Effect of methamphetamine on expression of HIV coreceptors and CC-chemokines by dendritic cells.

UNLABELLED

The United States is currently experiencing an entangled epidemic of HIV infection and use of different drugs of abuse, especially of methamphetamine (Meth). Blood monocyte-derived dendritic cells (DC) are the first line of defense against HIV-1 infection, and are the initial target of HIV-1 infection in injection drug users.
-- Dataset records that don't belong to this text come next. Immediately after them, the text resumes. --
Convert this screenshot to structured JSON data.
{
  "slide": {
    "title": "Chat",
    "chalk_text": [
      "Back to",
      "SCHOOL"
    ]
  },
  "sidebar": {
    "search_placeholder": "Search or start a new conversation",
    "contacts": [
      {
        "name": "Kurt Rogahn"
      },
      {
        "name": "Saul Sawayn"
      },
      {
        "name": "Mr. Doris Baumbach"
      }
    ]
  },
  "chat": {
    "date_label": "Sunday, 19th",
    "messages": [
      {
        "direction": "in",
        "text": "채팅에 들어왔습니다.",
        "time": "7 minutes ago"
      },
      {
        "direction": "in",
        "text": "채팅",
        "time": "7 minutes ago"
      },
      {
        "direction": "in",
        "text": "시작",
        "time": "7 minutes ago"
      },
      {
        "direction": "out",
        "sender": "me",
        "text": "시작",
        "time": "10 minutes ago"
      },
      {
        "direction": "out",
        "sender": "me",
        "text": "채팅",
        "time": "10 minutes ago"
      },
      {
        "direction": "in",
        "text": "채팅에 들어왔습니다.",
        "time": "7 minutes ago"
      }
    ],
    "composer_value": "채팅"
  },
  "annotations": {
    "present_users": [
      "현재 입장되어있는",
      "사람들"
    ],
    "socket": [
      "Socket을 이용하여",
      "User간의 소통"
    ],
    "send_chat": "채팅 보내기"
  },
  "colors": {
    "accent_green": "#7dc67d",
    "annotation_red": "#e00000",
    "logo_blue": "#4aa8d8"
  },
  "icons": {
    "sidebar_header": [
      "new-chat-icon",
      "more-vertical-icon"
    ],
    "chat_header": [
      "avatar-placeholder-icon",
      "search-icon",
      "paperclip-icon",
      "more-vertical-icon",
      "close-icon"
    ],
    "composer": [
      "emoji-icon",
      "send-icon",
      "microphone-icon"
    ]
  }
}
DC-SIGN present on dendritic cells is the first molecule that facilitates HIV-1 infection independent of CD4 or HIV coreceptors.

AIMS

The aim of this study was to evaluate whether Meth acts as a cofactor in the pathogenesis of HIV-1 infection.

MAIN METHODS

Monocyte derived DCs, obtained from normal subjects were cultured with and without Meth±HIV-1B, followed by analyzing the gene and protein expression by real-time quantitative polymerase chain reaction (RT-PCR) and fluorescence-activated cell-sorting analyses, respectively.

KEY FINDINGS

Our results show that Meth significantly enhances HIV infection, and downregulates the gene expression of chemokines and costimulatory molecules with reciprocal upregulation of HIV coreceptors and DC-SIGN by dendritic cells.

SIGNIFICANCE

Better understanding of the role of Meth in HIV-1 disease susceptibility and the mechanism through which Meth mediates its effects on HIV-1 infection may help to devise novel therapeutic strategies against HIV-1 infection in Meth using HIV-1 infected population.